13. Oublié (1)
"Une peur qui nous fait renoncer notre liberté d'action, profonde ombre impalpable à ses côtés."
L'odeur du sang qui s'imprègne, et qui pénètre la terre boueuse, qui s'empare de chaque crevasse, de chaque recoin . Une trace durable, un vestige tragique d'une prise de conscience d'une réalité trop lourde à porter.
A présent ce n'était plus qu'un simple chemin sinueux de couleur vermeil. Non, il s'était bel et bien accaparé l'espace et avait laissé place à la peur. Il avait pris pour otage son monde, mêlant terreur et deuil.Et avait dépouillé l'horizon de sa douceur, laissant place à cette peur profonde et viscérale.
Une peur qui nous fait renoncer notre liberté d'action, profonde ombre impalpable à ses côtés. Elle l'avait étreint et étouffée.

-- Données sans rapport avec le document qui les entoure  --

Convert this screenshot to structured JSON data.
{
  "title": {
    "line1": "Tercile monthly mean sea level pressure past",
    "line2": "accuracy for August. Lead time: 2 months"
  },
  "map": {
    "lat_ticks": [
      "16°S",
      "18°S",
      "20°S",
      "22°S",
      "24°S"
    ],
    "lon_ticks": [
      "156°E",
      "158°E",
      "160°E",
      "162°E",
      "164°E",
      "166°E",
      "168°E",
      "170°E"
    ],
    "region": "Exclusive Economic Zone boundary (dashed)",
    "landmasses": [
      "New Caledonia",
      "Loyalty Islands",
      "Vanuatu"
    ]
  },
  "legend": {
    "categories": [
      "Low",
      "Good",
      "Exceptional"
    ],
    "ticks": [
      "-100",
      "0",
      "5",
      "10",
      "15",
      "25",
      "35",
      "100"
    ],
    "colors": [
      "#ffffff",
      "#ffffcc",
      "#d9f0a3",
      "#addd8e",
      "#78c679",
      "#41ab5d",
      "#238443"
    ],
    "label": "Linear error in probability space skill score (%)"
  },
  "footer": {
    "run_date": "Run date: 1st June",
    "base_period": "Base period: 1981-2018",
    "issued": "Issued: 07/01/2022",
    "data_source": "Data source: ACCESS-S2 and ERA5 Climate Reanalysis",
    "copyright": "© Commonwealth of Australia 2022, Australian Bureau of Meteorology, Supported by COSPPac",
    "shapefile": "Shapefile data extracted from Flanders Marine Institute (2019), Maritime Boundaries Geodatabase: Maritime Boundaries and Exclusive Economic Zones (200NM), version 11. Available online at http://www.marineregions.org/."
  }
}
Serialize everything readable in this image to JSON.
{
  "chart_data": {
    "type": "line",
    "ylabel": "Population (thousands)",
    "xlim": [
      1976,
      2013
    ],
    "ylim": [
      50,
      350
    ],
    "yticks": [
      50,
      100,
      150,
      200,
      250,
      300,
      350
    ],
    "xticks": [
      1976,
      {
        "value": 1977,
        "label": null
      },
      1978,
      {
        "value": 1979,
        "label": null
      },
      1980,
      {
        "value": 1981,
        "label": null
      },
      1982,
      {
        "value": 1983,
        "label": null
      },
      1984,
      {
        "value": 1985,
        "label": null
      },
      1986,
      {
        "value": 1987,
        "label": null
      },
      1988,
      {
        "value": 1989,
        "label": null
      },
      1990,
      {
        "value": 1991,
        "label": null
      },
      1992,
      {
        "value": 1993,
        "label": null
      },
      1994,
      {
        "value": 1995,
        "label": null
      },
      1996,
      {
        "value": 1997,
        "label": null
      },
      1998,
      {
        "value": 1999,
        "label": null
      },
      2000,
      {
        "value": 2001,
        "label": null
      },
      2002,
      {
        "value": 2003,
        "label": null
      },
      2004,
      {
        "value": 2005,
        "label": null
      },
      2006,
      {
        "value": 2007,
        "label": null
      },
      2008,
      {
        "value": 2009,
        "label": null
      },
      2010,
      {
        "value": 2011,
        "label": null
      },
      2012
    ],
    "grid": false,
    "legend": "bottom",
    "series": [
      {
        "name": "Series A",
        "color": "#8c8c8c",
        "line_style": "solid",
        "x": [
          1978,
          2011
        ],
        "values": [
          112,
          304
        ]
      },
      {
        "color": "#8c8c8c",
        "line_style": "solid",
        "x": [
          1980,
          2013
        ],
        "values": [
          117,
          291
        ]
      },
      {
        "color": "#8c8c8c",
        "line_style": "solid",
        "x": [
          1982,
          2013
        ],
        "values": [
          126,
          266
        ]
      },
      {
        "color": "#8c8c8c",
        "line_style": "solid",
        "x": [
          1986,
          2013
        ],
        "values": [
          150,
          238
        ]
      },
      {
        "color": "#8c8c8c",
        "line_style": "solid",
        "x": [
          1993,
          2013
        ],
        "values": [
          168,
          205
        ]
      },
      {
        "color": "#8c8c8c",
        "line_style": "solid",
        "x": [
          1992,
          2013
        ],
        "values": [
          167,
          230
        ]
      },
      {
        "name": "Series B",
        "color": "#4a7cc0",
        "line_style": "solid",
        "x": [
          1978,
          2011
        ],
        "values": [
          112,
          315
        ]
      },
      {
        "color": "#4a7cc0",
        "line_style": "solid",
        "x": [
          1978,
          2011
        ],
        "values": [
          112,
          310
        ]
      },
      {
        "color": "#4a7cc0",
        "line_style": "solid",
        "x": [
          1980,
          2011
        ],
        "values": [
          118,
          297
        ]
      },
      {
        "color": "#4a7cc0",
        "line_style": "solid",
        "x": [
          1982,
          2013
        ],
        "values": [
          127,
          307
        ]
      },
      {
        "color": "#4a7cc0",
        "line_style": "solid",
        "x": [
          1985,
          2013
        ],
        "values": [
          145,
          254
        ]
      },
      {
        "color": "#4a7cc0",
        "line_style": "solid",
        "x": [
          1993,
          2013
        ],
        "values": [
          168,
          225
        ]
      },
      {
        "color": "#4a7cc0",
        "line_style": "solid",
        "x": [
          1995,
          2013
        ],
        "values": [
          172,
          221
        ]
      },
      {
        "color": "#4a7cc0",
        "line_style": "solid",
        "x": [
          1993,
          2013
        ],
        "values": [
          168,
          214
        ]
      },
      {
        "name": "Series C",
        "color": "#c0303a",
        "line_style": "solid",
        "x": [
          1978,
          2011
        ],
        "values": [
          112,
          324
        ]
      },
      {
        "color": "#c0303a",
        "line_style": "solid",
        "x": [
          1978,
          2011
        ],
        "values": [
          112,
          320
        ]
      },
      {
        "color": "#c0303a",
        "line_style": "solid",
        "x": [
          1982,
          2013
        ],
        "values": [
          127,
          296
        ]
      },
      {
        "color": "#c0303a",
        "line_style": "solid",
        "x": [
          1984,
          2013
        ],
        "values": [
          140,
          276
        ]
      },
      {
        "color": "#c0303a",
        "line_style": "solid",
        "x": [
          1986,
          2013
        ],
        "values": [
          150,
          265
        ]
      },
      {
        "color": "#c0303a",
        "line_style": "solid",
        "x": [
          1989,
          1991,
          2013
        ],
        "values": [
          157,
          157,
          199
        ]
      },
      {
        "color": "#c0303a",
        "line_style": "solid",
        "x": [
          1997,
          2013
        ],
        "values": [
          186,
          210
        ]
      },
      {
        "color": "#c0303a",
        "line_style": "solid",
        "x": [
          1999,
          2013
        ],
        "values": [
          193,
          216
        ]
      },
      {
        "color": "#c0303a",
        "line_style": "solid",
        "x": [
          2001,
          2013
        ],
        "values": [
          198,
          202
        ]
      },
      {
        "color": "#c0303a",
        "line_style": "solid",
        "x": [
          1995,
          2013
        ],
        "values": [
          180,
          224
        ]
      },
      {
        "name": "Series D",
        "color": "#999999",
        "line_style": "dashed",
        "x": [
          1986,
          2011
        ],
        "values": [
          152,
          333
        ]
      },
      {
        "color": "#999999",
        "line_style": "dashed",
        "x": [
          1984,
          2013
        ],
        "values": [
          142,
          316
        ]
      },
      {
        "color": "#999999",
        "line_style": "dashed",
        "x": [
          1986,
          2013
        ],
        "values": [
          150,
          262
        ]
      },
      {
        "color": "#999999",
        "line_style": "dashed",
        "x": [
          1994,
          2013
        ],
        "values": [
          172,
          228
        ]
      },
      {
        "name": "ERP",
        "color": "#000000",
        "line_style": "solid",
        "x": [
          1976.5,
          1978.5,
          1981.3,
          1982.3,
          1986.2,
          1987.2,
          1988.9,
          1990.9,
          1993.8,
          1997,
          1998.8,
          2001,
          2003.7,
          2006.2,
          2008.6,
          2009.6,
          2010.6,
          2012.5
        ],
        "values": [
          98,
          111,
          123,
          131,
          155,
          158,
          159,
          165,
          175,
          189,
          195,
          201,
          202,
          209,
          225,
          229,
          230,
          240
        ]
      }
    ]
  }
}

Siya, baignée de larmes, frissonna sur cette terre sauvage. Étendue de tout son long sur un fouilli de boue et de feuilles, elle ne savait pas combien de temps elle avait été inconsciente. Toutefois son réveil n'avait pas été des plus agréables car aussitôt que l'obscurité fit place à des reflets d'ombrées d'embranchements , les flots vécus lui rappelèrent qu'elle ne verrait probablement plus jamais son frère. Le présent comme une lame acérée, déchirait les fragments de son monde autrefois si plein d'espoir.
Un vide immense. Un chagrin sans rivages. Accouplé à cette peur, lui était insoutenable, comme une mer déchaînée submergeant son âme. Son frère, autrefois son roc, était maintenant un souvenir lointain, emporté par une réalité trop cruelle à supporter.
Elle l'avait perdu...
Les échos des souvenirs résonnaient dans son esprit tourmenté, chaque rire, chaque étreinte perdue dans le tumulte du temps. Les larmes qui coulaient le long de ses joues salées semblaient inondées par un océan de regrets et de douleur.
Le monde qui l'entourait avait perdu son éclat, terni par la morsure de cette meme peur. Siya ne reconnaissait plus son insouciance. Maintenant, chaque embranchement était une énigme sans réponse, une incertitude dévorante.
La jeune femme avait longtemps cru en sa liberté d'action, en la force de ses décisions, mais la peur, insidieuse, avait volé cette confiance. Elle se sentait prise au piège dans cette ombre impalpable qui l'accompagnait, déformant chaque pas qu'elle faisait et qu'elle ferait.
"Charles."
Dans le silence de la forêt, la jeune femme n'avait plus de force pour se relever. Tout lui paraissait irréel.
Elle s'était promis d'être brave, mais où était cette bravoure lorsque son roc était à présent une créature aussi immonde qu'effrayante ?
Ou était cette bravoure lorsqu'elle redoutait cette terrible constatation que de telles créatures pouvaient exister ?
Ou était cette belle bravoure alors que ces créatures de la nuit s'étaient emparés de ce qu'elle avait de plus précieux à ses yeux ?
Ou était-elle alors qu'elle l'avait lâchement laissé partir en sombrant dans l'agonie d'une sombre torpeur ?
Le vent glacial faisait davantage d'effet et s'immisçait dans ses membres frigorifiés.
La jeune femme du faire un effort surhumain pour se relever. Puis, elle hurla sa détresse dans l'obscurité , comme s'ils pouvaient l'entendre, comme si ses paroles faisaient écho à la tourmente de son âme :
- Prenez moi à sa place ! Par pitié prenez moi à sa place ! Ce serait un meilleur sacrifice ! Je vous suivrai jusqu'au bout du monde s'il le faut !
Le cri déchirant de Siya se perdit dans le silence de la forêt, absorbé par l'obscurité environnante. Les échos de sa douleur se dissipèrent sans réponse, laissant place à un silence glacial.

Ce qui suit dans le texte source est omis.